The Phils Are On a Roll — 7 Straight!

LOS ANGELES (AP) -- Cole Hamels turned back the calendar to last October, when he and the Philadelphia Phillies left Dodger Stadium as the newly crowned National League champions.

Hamels dominated last night against Los Angeles pitching a five-hitter for his third career shutout, and the defending World Series champions extended their winning streak to seven games with a 3-0 victory.

The MVP of last year's NLCS and World Series, he won both starts against Los Angeles in the playoffs, including a 5-1 decision at Chavez Ravine that wrapped up the Phillies' first pennant since 1993. And for those wondering what the 25-year-old left-hander could possibly do for an encore this season, this was a good start.

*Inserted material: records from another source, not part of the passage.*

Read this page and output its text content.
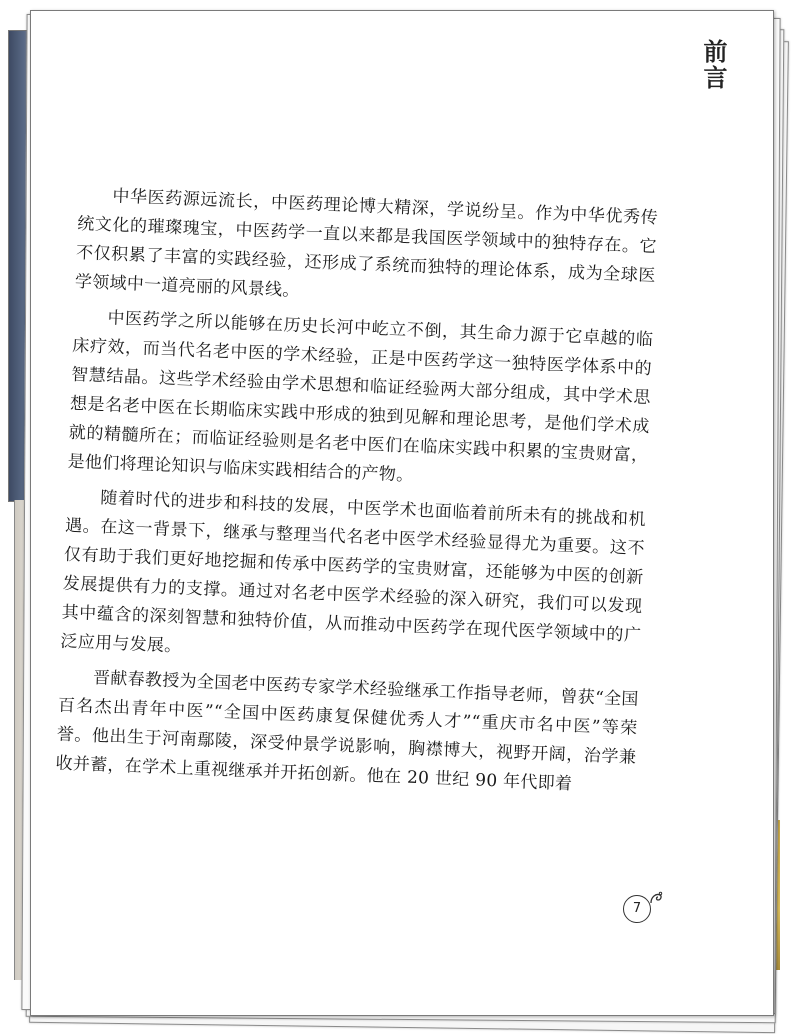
前言

中华医药源远流长，中医药理论博大精深，学说纷呈。作为中华优秀传统文化的璀璨瑰宝，中医药学一直以来都是我国医学领域中的独特存在。它不仅积累了丰富的实践经验，还形成了系统而独特的理论体系，成为全球医学领域中一道亮丽的风景线。

中医药学之所以能够在历史长河中屹立不倒，其生命力源于它卓越的临床疗效，而当代名老中医的学术经验，正是中医药学这一独特医学体系中的智慧结晶。这些学术经验由学术思想和临证经验两大部分组成，其中学术思想是名老中医在长期临床实践中形成的独到见解和理论思考，是他们学术成就的精髓所在；而临证经验则是名老中医们在临床实践中积累的宝贵财富，是他们将理论知识与临床实践相结合的产物。

随着时代的进步和科技的发展，中医学术也面临着前所未有的挑战和机遇。在这一背景下，继承与整理当代名老中医学术经验显得尤为重要。这不仅有助于我们更好地挖掘和传承中医药学的宝贵财富，还能够为中医的创新发展提供有力的支撑。通过对名老中医学术经验的深入研究，我们可以发现其中蕴含的深刻智慧和独特价值，从而推动中医药学在现代医学领域中的广泛应用与发展。

晋献春教授为全国老中医药专家学术经验继承工作指导老师，曾获“全国百名杰出青年中医”“全国中医药康复保健优秀人才”“重庆市名中医”等荣誉。他出生于河南鄢陵，深受仲景学说影响，胸襟博大，视野开阔，治学兼收并蓄，在学术上重视继承并开拓创新。他在 20 世纪 90 年代即着

7
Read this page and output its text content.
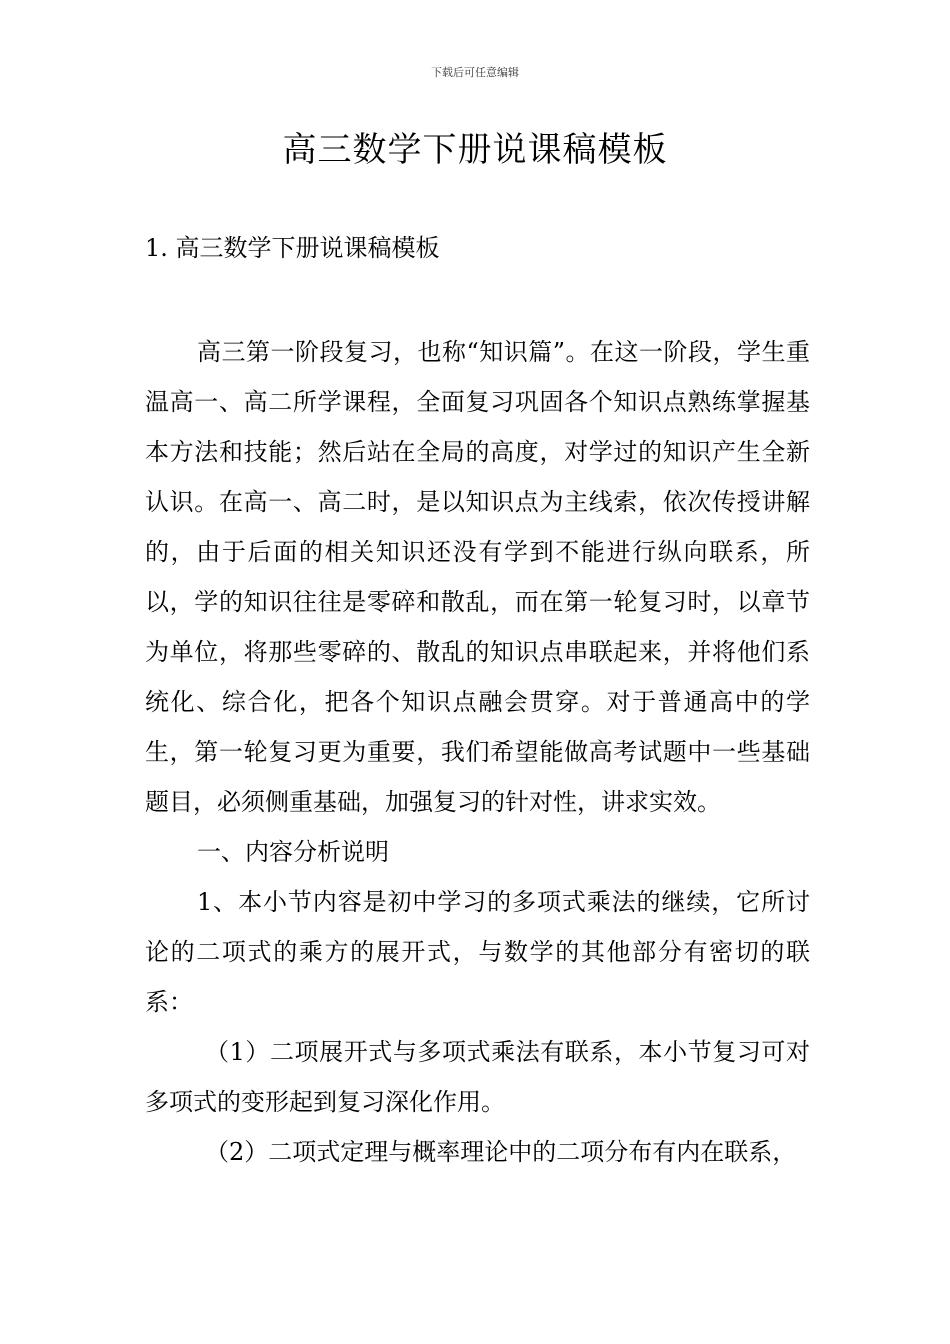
下载后可任意编辑
高三数学下册说课稿模板
1. 高三数学下册说课稿模板

高三第一阶段复习，也称“知识篇”。在这一阶段，学生重温高一、高二所学课程，全面复习巩固各个知识点熟练掌握基本方法和技能；然后站在全局的高度，对学过的知识产生全新认识。在高一、高二时，是以知识点为主线索，依次传授讲解的，由于后面的相关知识还没有学到不能进行纵向联系，所以，学的知识往往是零碎和散乱，而在第一轮复习时，以章节为单位，将那些零碎的、散乱的知识点串联起来，并将他们系统化、综合化，把各个知识点融会贯穿。对于普通高中的学生，第一轮复习更为重要，我们希望能做高考试题中一些基础题目，必须侧重基础，加强复习的针对性，讲求实效。

一、内容分析说明

1、本小节内容是初中学习的多项式乘法的继续，它所讨论的二项式的乘方的展开式，与数学的其他部分有密切的联系：

（1）二项展开式与多项式乘法有联系，本小节复习可对多项式的变形起到复习深化作用。

（2）二项式定理与概率理论中的二项分布有内在联系，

"That's always something that kind of gets in your mind," said Hamels, 4-0 with a 2.84 ERA over his last seven outings. "I mean, you don't have the type of time off to really gather your thoughts and get prepared for another season. I had a little bump in the road with the elbow soreness, and that kind of delayed some things. But I'm ready to go now."

He threw 97 pitches, retiring 18 of his last 20 batters and allowing only two runners as far as second base (one of them on defensive indifference in the ninth) and became the first opposing pitcher to throw a shutout at Dodger Stadium since Arizona's Brandon Webb on Aug. 5, 2007.

"Sometimes I'll have a lot of strikeouts and sometimes I won't. But I don't want to be the big strikeout guy because it's hard on you and that really pushes up your pitch count," according to Hamels. "My past three or four games I've been going 110 pitches and only getting through the sixth. So pitch efficiency is something I've been trying to work on."

So what did LA think about the game?

"This is one you just forget about, basically, and chalk it up to the fact that he pitched well," Juan Pierre said of the pitcher. "He threw strikes and we couldn't put any heat on him."

"The kid is good. What can you say? When he's on the mound, he ain't got time to be putting guys on base. He lets them make contact and he trusts his defense," Orlando Hudson. "He throws strikes, he doesn't walk anybody, he trusts his offspeed pitches and does a great job of moving the ball up and down and in and out."

Los Angeles has the best record in baseball at 37-19, with Philadelphia right behind at 32-20. Watch out!